Nè è condivisibile l’assunto di detto Tribunale secondo cui,riferendosi la richiesta difensiva a "filmati" ovvero a "video- registrazioni" e non rientrando le video-riprese" nel genus delle intercettazioni di comunicazioni", essendo esse prove, atipiche ai sensi dell’art. 189 c.p.p., la relativa documentazione era pienamente utilizzabile sulla base dei verbali di polizia giudiziaria, con sottrazione della materia alla disciplina di cui all’art. 266 c.p.p., ss., ivi compreso il disposto ex art. 268 c.p.p. di cui si lamenta la violazione.

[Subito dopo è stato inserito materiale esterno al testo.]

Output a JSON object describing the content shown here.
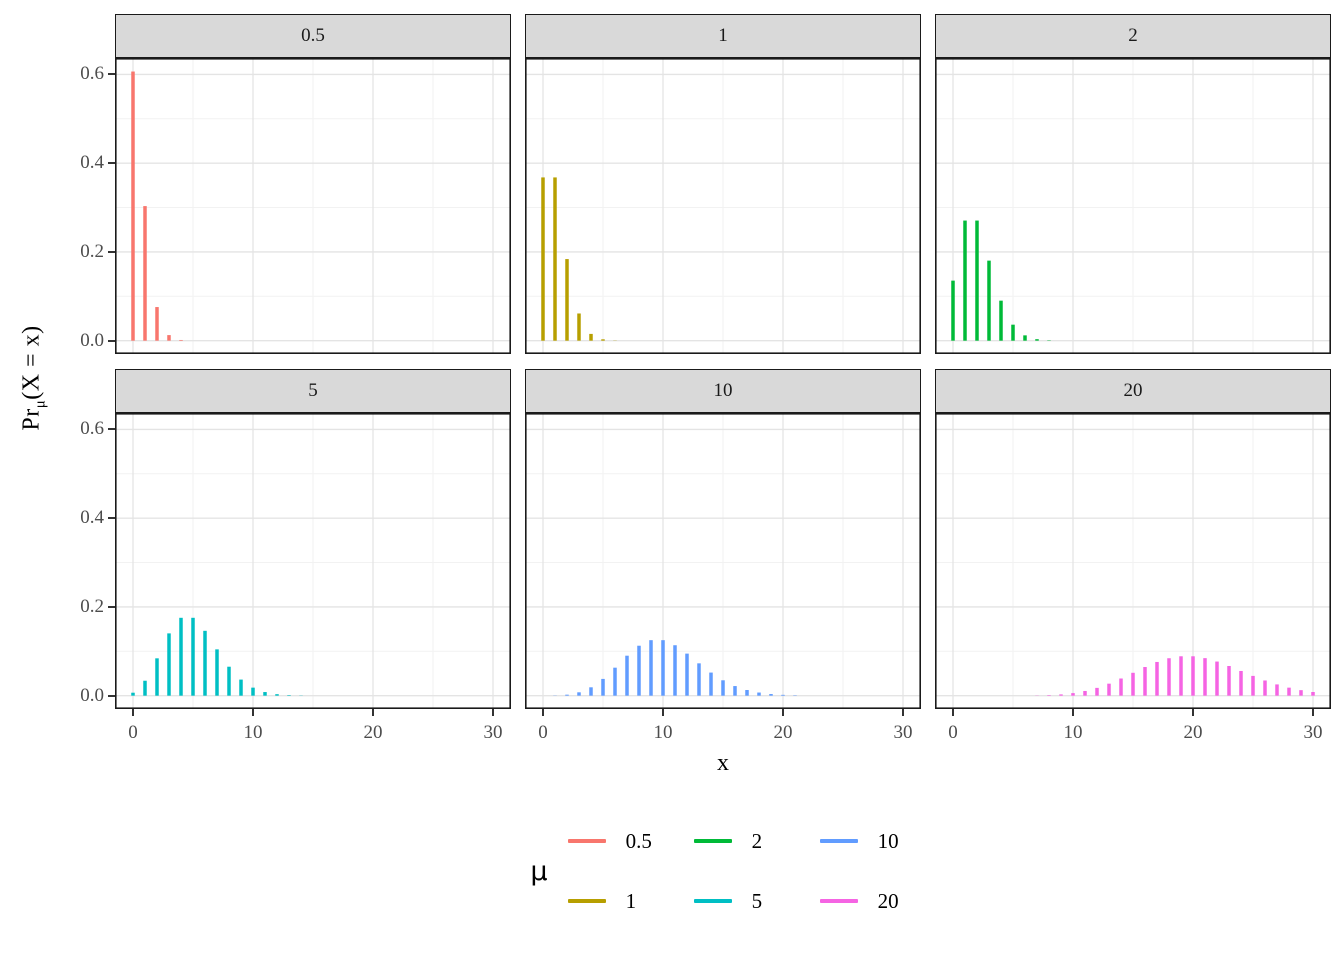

E’ vero che, in un contesto investigativo di particolare complessità quale quello in esame, sostanziantesi tra l’altro in numerosissime conversazioni o immagini registrate, la difesa aveva genericamente richiesto il rilascio di copia dei supporti che si riferivano al proprio assistito, demandando all’Ufficio di Procura di individuare quelli che, tra il materiale raccolto, riguardassero direttamente o indirettamente il ricorrente.
Ma va rilevato che su tale istanza il PM, come già detto, si era espresso tempestivamente in senso favorevole sicchè, se al soddisfacimento di essa fosse stato di ostacolo la previa necessità di individuare quali tra il coacervo delle registrazioni fossero di specifico interesse della difesa, sarebbe stato compito dello stesso PM di darne tempestiva comunicazione alla parte istante, non potendosi ammettere ne che la interlocuzione con questa venisse instaurata dal personale amministrativo della Procura, ne, tanto meno, che ciò avvenisse la distanza apprezzabile dalla istanza relativa sostanzialmente a ridosso dell’udienza di riesame.
Quanto al fatto che i supporti delle video-registrazioni rientrano nei materiali cui ha diritto di accedere la difesa,nell’ambito delle garanzie riconosciute dalla Corte Costituzionale con la sentenza n. 336/08 e poi specificate dalle Sezioni Unite di questa Corte con la sentenza Lasala innanzi cit., si è già data risposta in senso affermativo, essendo tali materiali del tutto assimilabili ai supporti di registrazioni di conversazioni. Da quanto innanzi detto, consegue l’annullamento della ordinanza impugnata con rinvio per nuovo esame al Tribunale di Catanzaro, fermo restando che il Tribunale, "non più soggetto ai termini perentori indicati dall’art. 309 c.p.p., comma 10" (Sez. U. Lasala, cit.) dovrà nuovamente prendere in esame il tema relativo alla sussistenza delle condizioni legittimanti la misura cautelare applicata sulla base delle registrazioni delle conversazioni intercettate, ove le relative copie siano prodotte in sede di rinvio, essendo state messe a disposizione della difesa.
Va richiesta la Cancelleria per gli adempimenti di cui all’art. 94 disp. att. c.p.p., comma 1 ter.

P.Q.M.

Annulla l’ordinanza impugnata e rinvia per nuovo esame al Tribunale di Catanzaro.
Manda alla Cancelleria per gli adempimenti di cui all’art. 94 disp. att. c.p.p., comma 1 ter.